その帰結として見れば、北朝鮮と中国には勝ったものの、韓国に敗れて優勝を逃したチームにおいて、個人のアピールができた者は皆無と言うことになる。もちろん、そうした機運がメンバー選考に影響してくる可能性もあるが、ハリルホジッチ監督は韓国戦での負けを“力不足”と認めた上で、先の2試合で勝利できた手応えも強調している。


また、韓国戦後半の選手交代を見ても、ハリルホジッチ監督は劣勢の状況で早急に手を打って改善するよりも、まずは自分たちでどこまで解決できるのかを見極めるのに費やした。そこに関して納得行かないメディアやファンも少なくないかもしれないが、勝利にこだわるのがモットーであることを主張してきた指揮官が、結局何を優先していたかを察することはできる。


オプションとしての発見はあった


言い換えれば、そうしたゲームコントロールの部分で監督の期待に応えられた選手はいなかったということ。北朝鮮戦と中国戦にしても、経験豊富な今野泰幸をフルタイムで引っ張っていなければ、結果はどうなっていたか分からない。つまりE-1から戦術的な幹を形成できる新戦力を見出すことはできなかったし、残り半年間、しかも本大会のメンバー発表までに3月の2試合しかない実情を考えれば、彼らに急成長を期待し、テストで確認する余地は残念ながら無い。

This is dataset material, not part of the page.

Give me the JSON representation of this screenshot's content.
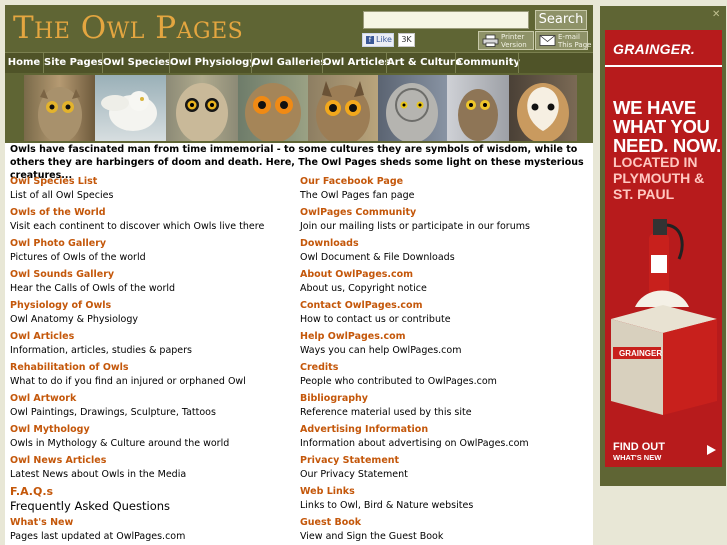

しかしながら、オプションという観点に立てば興味深い“発見”もあった。本大会で対戦するのは韓国ではなくコロンビア、セネガル、ポーランドだ。総合力は欧州組を加えた韓国より“格上”だが、ここから半年間スカウティングをし、対策を立てて臨める相手でもある。そのためのオプションになりうる選手が誰かということ。つまり吉田麻也や大迫勇也、長谷部誠などチームのベースとなる主力に加わるオプションの発掘という意味で、ある程度の成果はあったと考えられる。


その1人は右サイドの伊東純也だ。北朝鮮戦は途中から、中国戦と韓国戦はスタートから出場し、縦の突破力はもちろん飛び出しからゴールを狙う姿勢や、176cmとそれほど大きくはないものの、深い位置でのロングボールに競りかけるデュエルも勇敢だった。


中国戦で右足を打撲し、韓国戦に万全の状態で出られなかったのは残念だが、それでも指揮官は資質を見極めたかったことが分かる。伊東は中盤であまりつなげない相手に対し、シンプルにサイドの高い位置までボールを運べるオプションとして、浅野拓磨、久保裕也、本田圭佑などに無い強みを見せた。例えばポーランドは中盤の組み立てがシンプルで速く、プレッシングの組織もソリッドであるため、中盤で優位に立つことは難しい。


そうした相手に対し、現状では1トップには大迫、左に原口元気の起用が想定されるが、右に伊東の様な選手がいれば、短い攻撃時間で左右と中央の高い位置を起点としやすくなる。それにより相手がディフェンスラインを下げれば、井手口陽介や山口蛍によるプレス、ボールを奪ってショートカウンターという形も作りやすくなる。韓国戦で1失点目につながった守備対応など、本大会に向けて課題はあるが、オプションとして割って入る資質は示したのではないだろうか。


理にかなっていた、植田の右サイドバック起用


多くのメディアやファンから疑問の声もあがった植田直通の右サイドバック起用は、本大会を視野に入れた場合、実は理にかなっている。なぜならば、対戦する3カ国は全て右サイドの突破力を強みとする国であり、得点の多くが右サイドを起点にもたらされているからだ。つまり、日本の右サイドバックは縦の対応以上に、対角線から飛んでくるクロスを跳ね返す能力が求められる。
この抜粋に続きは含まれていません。